File metadata and controls

372 lines (248 loc) · 13.9 KB

Building Legate from Source

Basic build

Influential environment variables

Legate uses two environment variables ${LEGATE_DIR} and ${LEGATE_ARCH} to "orient" itself on your system during the build phase.

Note

The definition and use of these variables is only applicable during the local build phase. Once Legate is installed, these variables are ignored.

They are used to determine the active build if you wish to have multiple concurrent configurations/builds of Legate.

If you only ever have a single configuration of Legate, you can ignore these variables.

  • ${LEGATE_DIR}: This variable should point to the root directory of the Legate source tree, i.e. the directory containing e.g. configure, pyproject.toml, and .clang-format.

  • ${LEGATE_ARCH}: This variable should be the (un-prefixed) name of the current build directory inside ${LEGATE_DIR}, such that ${LEGATE_DIR}/${LEGATE_ARCH} points to the current "active" build directory.

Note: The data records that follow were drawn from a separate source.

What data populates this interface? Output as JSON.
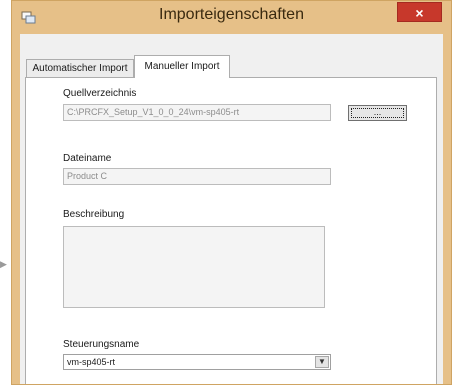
{
  "window": {
    "title": "Importeigenschaften",
    "close_label": "×"
  },
  "tabs": [
    {
      "label": "Automatischer Import",
      "active": false
    },
    {
      "label": "Manueller Import",
      "active": true
    }
  ],
  "form": {
    "source_dir_label": "Quellverzeichnis",
    "source_dir_value": "C:\\PRCFX_Setup_V1_0_0_24\\vm-sp405-rt",
    "browse_label": "...",
    "filename_label": "Dateiname",
    "filename_value": "Product C",
    "description_label": "Beschreibung",
    "description_value": "",
    "control_name_label": "Steuerungsname",
    "control_name_value": "vm-sp405-rt"
  },
  "colors": {
    "frame": "#e6c088",
    "close": "#c7382b",
    "client": "#f0f0f0"
  }
}
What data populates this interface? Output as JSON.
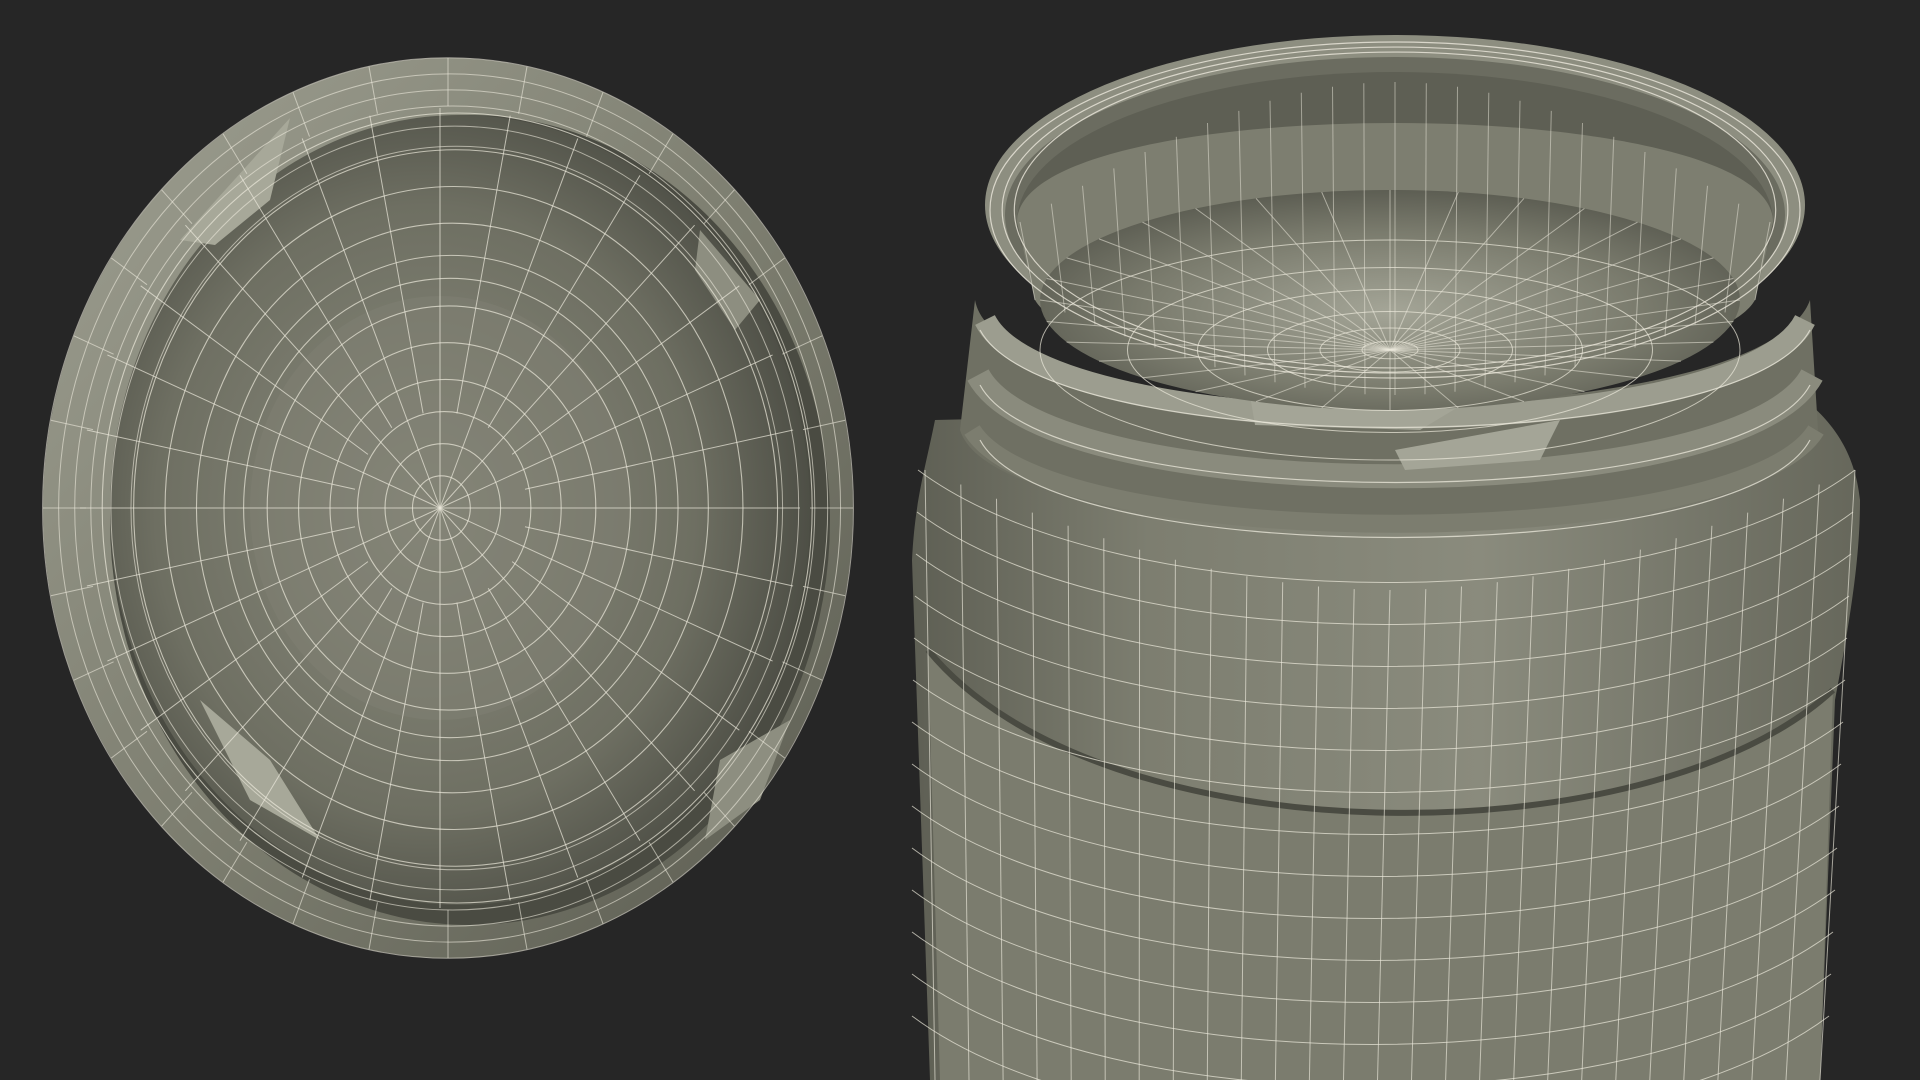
{
  "scene": {
    "background_color": "#262626",
    "surface_color": "#7a7b6d",
    "surface_dark_color": "#5c5d52",
    "surface_light_color": "#9a9b8d",
    "wire_color": "#ece9dc",
    "objects": [
      {
        "name": "lid",
        "view": "underside",
        "segments": 32
      },
      {
        "name": "jar",
        "view": "open-top",
        "segments": 32
      }
    ]
  }
}
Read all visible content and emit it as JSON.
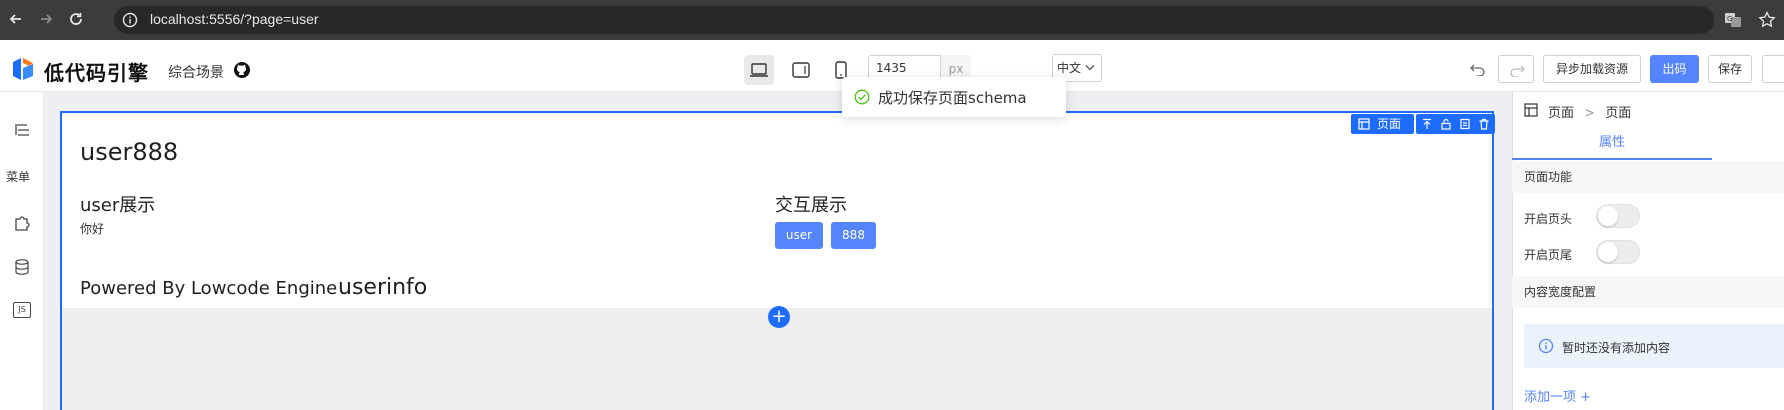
{
  "browser": {
    "url": "localhost:5556/?page=user"
  },
  "toolbar": {
    "brand": "低代码引擎",
    "scene": "综合场景",
    "canvas_width": "1435",
    "width_unit": "px",
    "language": "中文",
    "async_load_label": "异步加载资源",
    "code_label": "出码",
    "save_label": "保存"
  },
  "toast": {
    "message": "成功保存页面schema",
    "status_color": "#52c41a"
  },
  "left_rail": {
    "menu_label": "菜单",
    "js_label": "JS"
  },
  "canvas": {
    "title": "user888",
    "left_heading": "user展示",
    "left_text": "你好",
    "right_heading": "交互展示",
    "buttons": [
      "user",
      "888"
    ],
    "powered": "Powered By Lowcode Engine",
    "userinfo": "userinfo",
    "selection_label": "页面",
    "accent_color": "#1e6cff"
  },
  "panel": {
    "breadcrumb_root": "页面",
    "breadcrumb_sep": ">",
    "breadcrumb_current": "页面",
    "tab_label": "属性",
    "section_page_features": "页面功能",
    "enable_header_label": "开启页头",
    "enable_footer_label": "开启页尾",
    "enable_header": false,
    "enable_footer": false,
    "section_content_width": "内容宽度配置",
    "empty_notice": "暂时还没有添加内容",
    "add_item_label": "添加一项 +"
  }
}
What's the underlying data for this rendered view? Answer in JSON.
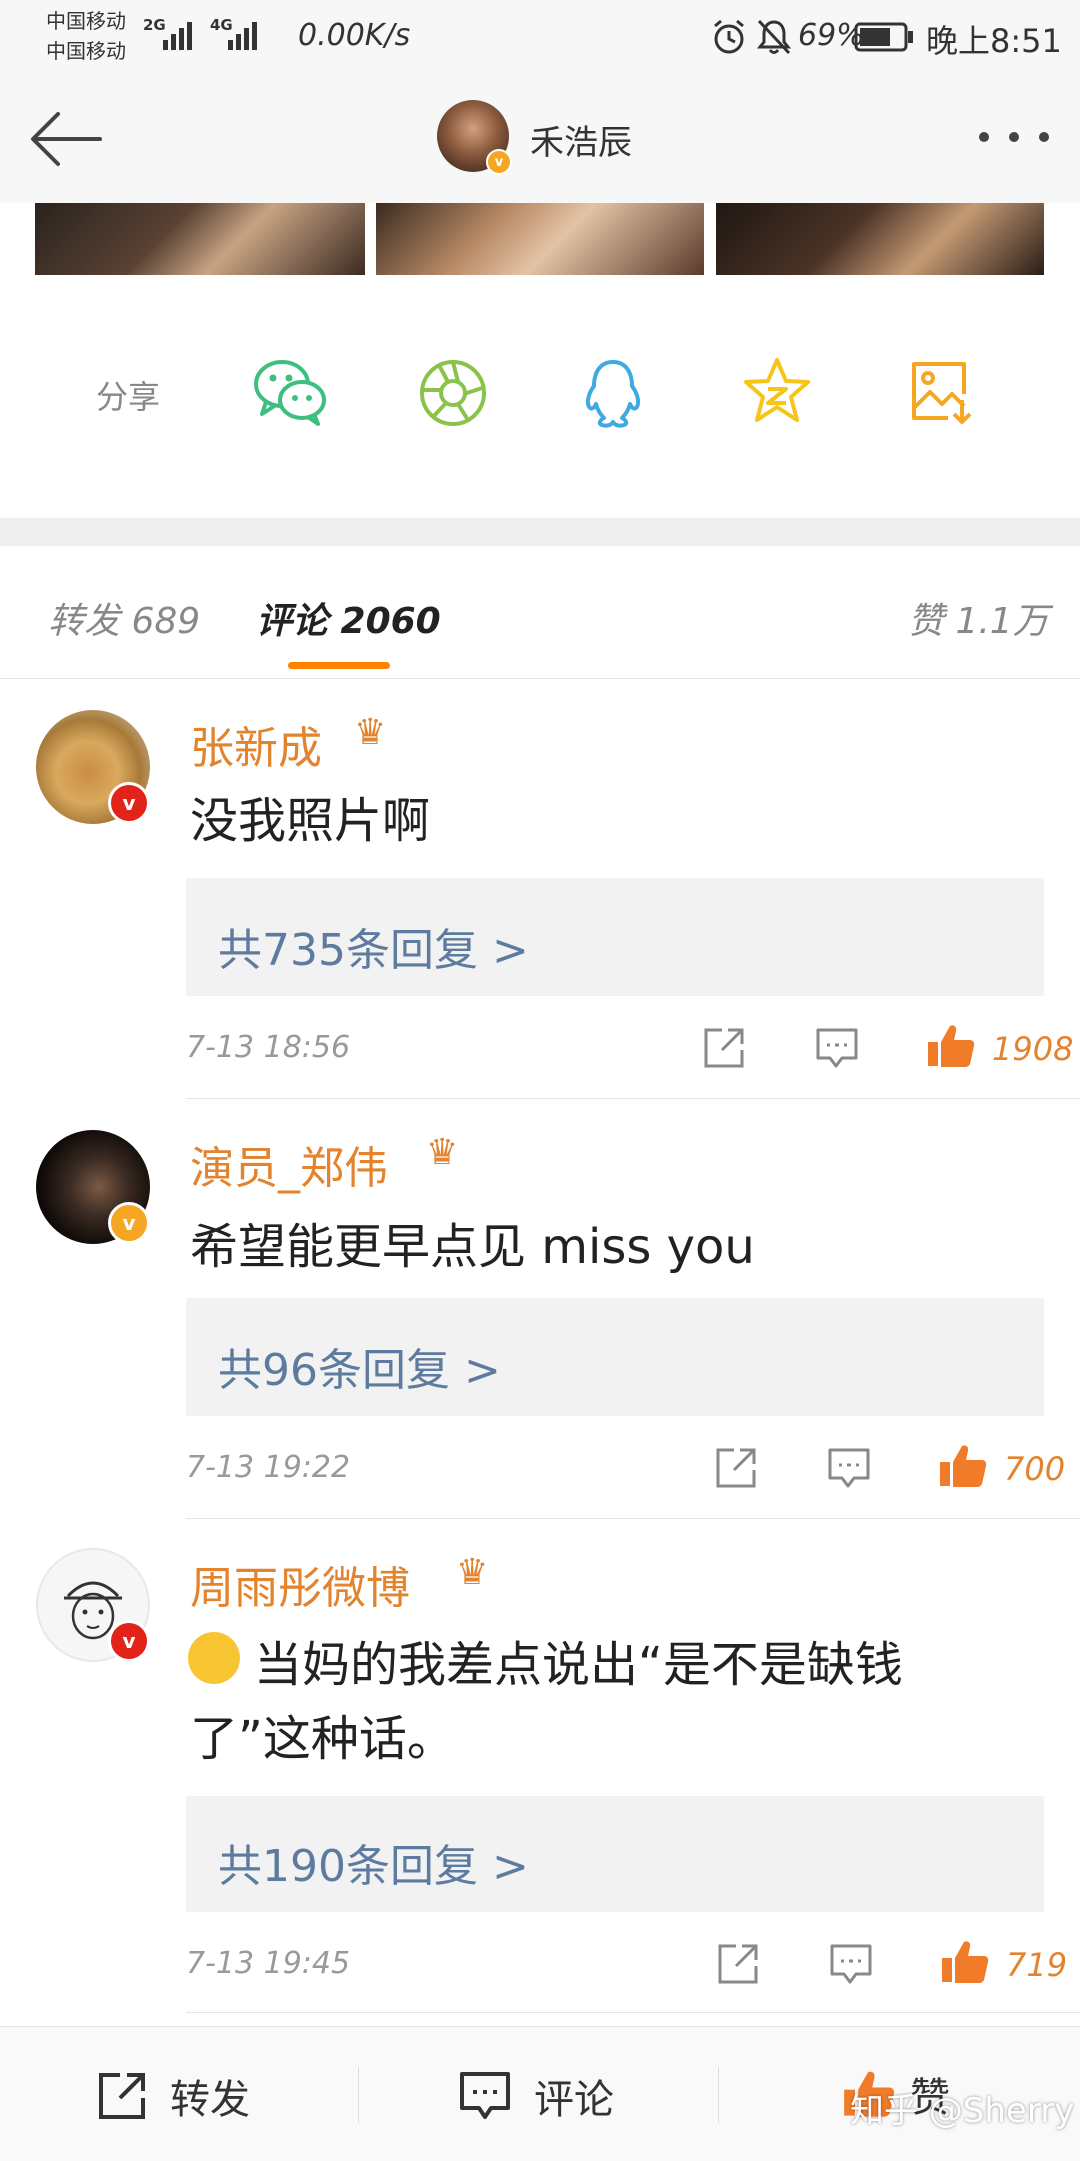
{
  "status_bar": {
    "carrier1": "中国移动",
    "carrier2": "中国移动",
    "net1": "2G",
    "net2": "4G",
    "speed": "0.00K/s",
    "battery": "69%",
    "time": "晚上8:51"
  },
  "nav": {
    "title": "禾浩辰",
    "back_icon": "back-arrow-icon",
    "more_icon": "more-dots-icon"
  },
  "share": {
    "label": "分享",
    "items": [
      "wechat-icon",
      "moments-icon",
      "qq-icon",
      "qzone-icon",
      "save-image-icon"
    ]
  },
  "tabs": {
    "repost": "转发 689",
    "comments": "评论 2060",
    "likes": "赞 1.1万"
  },
  "comments": [
    {
      "name": "张新成",
      "text": "没我照片啊",
      "replies": "共735条回复 >",
      "time": "7-13 18:56",
      "likes": "1908"
    },
    {
      "name": "演员_郑伟",
      "text": "希望能更早点见 miss you",
      "replies": "共96条回复 >",
      "time": "7-13 19:22",
      "likes": "700"
    },
    {
      "name": "周雨彤微博",
      "text": "当妈的我差点说出“是不是缺钱了”这种话。",
      "replies": "共190条回复 >",
      "time": "7-13 19:45",
      "likes": "719"
    }
  ],
  "bottom_bar": {
    "repost": "转发",
    "comment": "评论",
    "like": "赞"
  },
  "watermark": "知乎 @Sherry",
  "colors": {
    "accent": "#ff8200",
    "username": "#e3832d",
    "reply_link": "#5d7b9e"
  }
}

    The actual value of ${LEGATE_ARCH} is meaningless. It can be e.g. foo-bar-baz. The only important thing is that it does not conflict with the name of another directory under ${LEGATE_DIR}.

    If you are unsure what to set for this variable, ignore it and run configure first -- it will choose an appropriate value for you and instruct you on how to set it.

If you have multiple configurations of Legate built, you can set these variables (usually just ${LEGATE_ARCH}) to quickly switch between builds:

# Run the tests using the "foo-bar" build of the library.
$ LEGATE_ARCH=foo-bar ./test.py
# Now run the tests using the "baz-bop" build of the library, all without needing to
# recompile.
$ LEGATE_ARCH=baz-bop ./test.py

Note

Unless otherwise stated, all relative paths mentioned from here on out are relative to ${LEGATE_DIR}.

Building from source

To build and install the basic C++ runtime:

$ ./configure
$ make install

Build and install C++ runtime and Python bindings:

$ ./configure --with-python
$ pip install .

Technically, when installing Python bindings, configure` is optional. It is possible to configure, build, and install Legate with python bindings using just:

$ pip install .

While this workflow is supported (in the sense that it is functional), very little -- if any -- effort is made to make it ergonomic. The user is strongly encouraged to run configure first.

In particular, it requires the following from the user:

  1. Defining all CMake options manually through CMAKE_ARGS environment variable.

  2. Defining all scikit-build options, including any that might be implicitly set via configure, manually via appropriate environment variables.

  3. Ensuring that no prior installation of Legate, Legion, or any of its dependencies exist in the environment which might otherwise influence the CMake configuration.

    For example, due to how CMake picks up dependencies, a prior (stale) installation of Legion to a shared conda environment may be prioritized over downloading it from scratch. configure automatically detects this (and sets the appropriate CMake variables to guard against it) but a bare pip install will not do so.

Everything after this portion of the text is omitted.